There are shepherds out there who differ and both use religious language. But they do not lead to the same place.
Lent is a season where we tell the truth. Not just about our personal struggles but about the ways we’ve been shaped by things that were never life-giving. And maybe this Lent, isn’t about giving something up like chocolate or coffee. We’re setting our sights a little higher. This Lent has been about letting go of a voice. A voice that told you, you weren’t enough. A voice that made faith feel exhausting. A voice that kept you anxious instead of grounded. We have been learning to listen again. Because the Good Shepherd is still speaking.
Not louder than everything else. But clearer. Steadier. More like that voice in a crowded room that you somehow recognize right away.
Rob Bell calls this the “bass note of God’s love.” It’s under all the noise and treble of the world. All the chaos ringing out, listen for the bass notes of God’s love.

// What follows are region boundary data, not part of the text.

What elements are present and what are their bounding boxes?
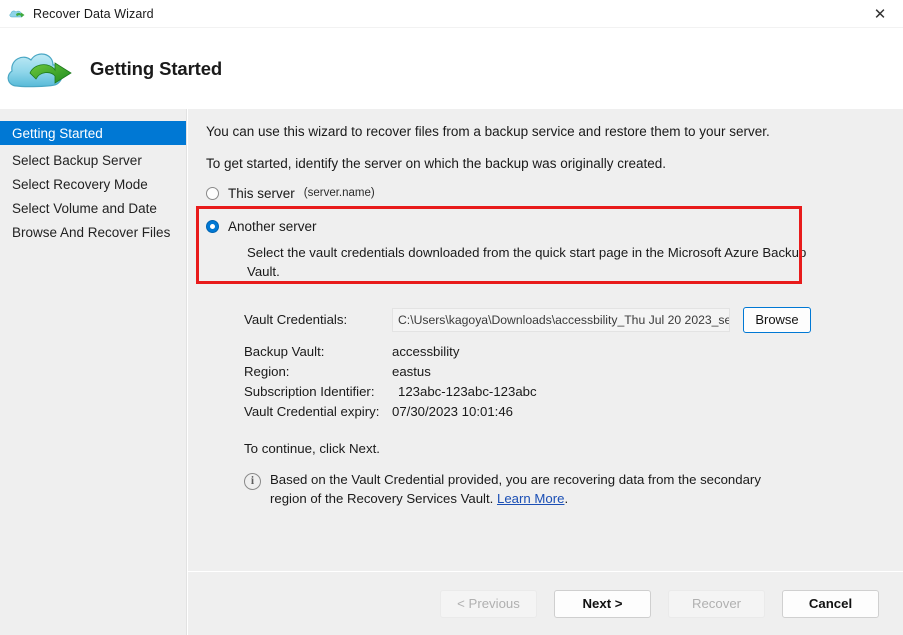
vault-credential-expiry-row: Vault Credential expiry: 07/30/2023 10:0… [244, 404, 887, 419]
sidebar-item-getting-started[interactable]: Getting Started [0, 121, 186, 145]
vault-credentials-label: Vault Credentials: [244, 312, 348, 328]
close-icon[interactable]: ✕ [857, 0, 903, 28]
sidebar-item-label: Select Backup Server [12, 152, 142, 168]
radio-this-server-label: This server [228, 185, 295, 201]
continue-instruction: To continue, click Next. [244, 440, 380, 456]
wizard-step-sidebar: Getting Started Select Backup Server Sel… [0, 109, 187, 635]
vault-credentials-input[interactable]: C:\Users\kagoya\Downloads\accessbility_T… [392, 307, 730, 332]
sidebar-item-browse-and-recover-files[interactable]: Browse And Recover Files [0, 220, 186, 244]
subscription-identifier-value: 123abc-123abc-123abc [398, 383, 537, 399]
sidebar-item-label: Browse And Recover Files [12, 224, 171, 240]
page-title: Getting Started [90, 57, 223, 79]
intro-text-line-2: To get started, identify the server on w… [206, 156, 666, 172]
sidebar-item-select-volume-and-date[interactable]: Select Volume and Date [0, 196, 186, 220]
browse-button[interactable]: Browse [743, 306, 811, 333]
vault-details: Vault Credentials: C:\Users\kagoya\Downl… [244, 306, 887, 419]
sidebar-item-label: Getting Started [12, 125, 103, 141]
vault-credential-expiry-value: 07/30/2023 10:01:46 [392, 403, 513, 419]
vault-credential-expiry-label: Vault Credential expiry: [244, 403, 380, 419]
backup-vault-value: accessbility [392, 343, 460, 359]
subscription-identifier-label: Subscription Identifier: [244, 383, 375, 399]
sidebar-item-label: Select Volume and Date [12, 200, 157, 216]
recover-button[interactable]: Recover [668, 589, 765, 618]
vault-credentials-row: Vault Credentials: C:\Users\kagoya\Downl… [244, 306, 887, 333]
region-value: eastus [392, 363, 431, 379]
wizard-content: You can use this wizard to recover files… [187, 109, 903, 635]
region-label: Region: [244, 363, 290, 379]
subscription-identifier-row: Subscription Identifier: 123abc-123abc-1… [244, 384, 887, 399]
intro-text-line-1: You can use this wizard to recover files… [206, 124, 770, 139]
radio-this-server[interactable] [206, 186, 219, 200]
info-icon: i [244, 472, 261, 490]
radio-option-another-server[interactable]: Another server [206, 216, 887, 236]
info-message-period: . [564, 490, 569, 506]
radio-another-server[interactable] [206, 219, 219, 233]
page-header: Getting Started [0, 28, 903, 109]
radio-another-server-label: Another server [228, 218, 317, 234]
previous-button[interactable]: < Previous [440, 589, 537, 618]
next-button[interactable]: Next > [554, 589, 651, 618]
sidebar-item-select-recovery-mode[interactable]: Select Recovery Mode [0, 172, 186, 196]
sidebar-item-select-backup-server[interactable]: Select Backup Server [0, 148, 186, 172]
radio-option-this-server[interactable]: This server (server.name) [206, 183, 887, 203]
wizard-footer: < Previous Next > Recover Cancel [188, 571, 903, 635]
another-server-description: Select the vault credentials downloaded … [247, 245, 807, 279]
this-server-name: (server.name) [303, 187, 375, 200]
cloud-recover-logo-icon [3, 40, 75, 98]
backup-vault-row: Backup Vault: accessbility [244, 344, 887, 359]
window-title-bar: Recover Data Wizard ✕ [0, 0, 903, 28]
window-title: Recover Data Wizard [33, 6, 154, 21]
region-row: Region: eastus [244, 364, 887, 379]
wizard-body: Getting Started Select Backup Server Sel… [0, 109, 903, 635]
info-message: i Based on the Vault Credential provided… [244, 471, 784, 508]
cloud-icon [8, 5, 26, 23]
backup-vault-label: Backup Vault: [244, 343, 325, 359]
learn-more-link[interactable]: Learn More [497, 491, 564, 506]
cancel-button[interactable]: Cancel [782, 589, 879, 618]
sidebar-item-label: Select Recovery Mode [12, 176, 148, 192]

You know this steady voice when you hear it. It doesn’t make your shoulders tense. The one that doesn’t make you feel small. The one that makes you feel known because you already know it. And maybe that’s where faith begins again. Not with pressure. Not with performance. But with recognition.
A voice that says:
You are not a burden.
You are not a problem to solve.
You are not someone I have to control.
You are mine.
You are loved.
And I will not use you.
And when that voice starts to sound familiar, you follow it. Not because you have to. But because something in you knows, it’s finally safe to trust.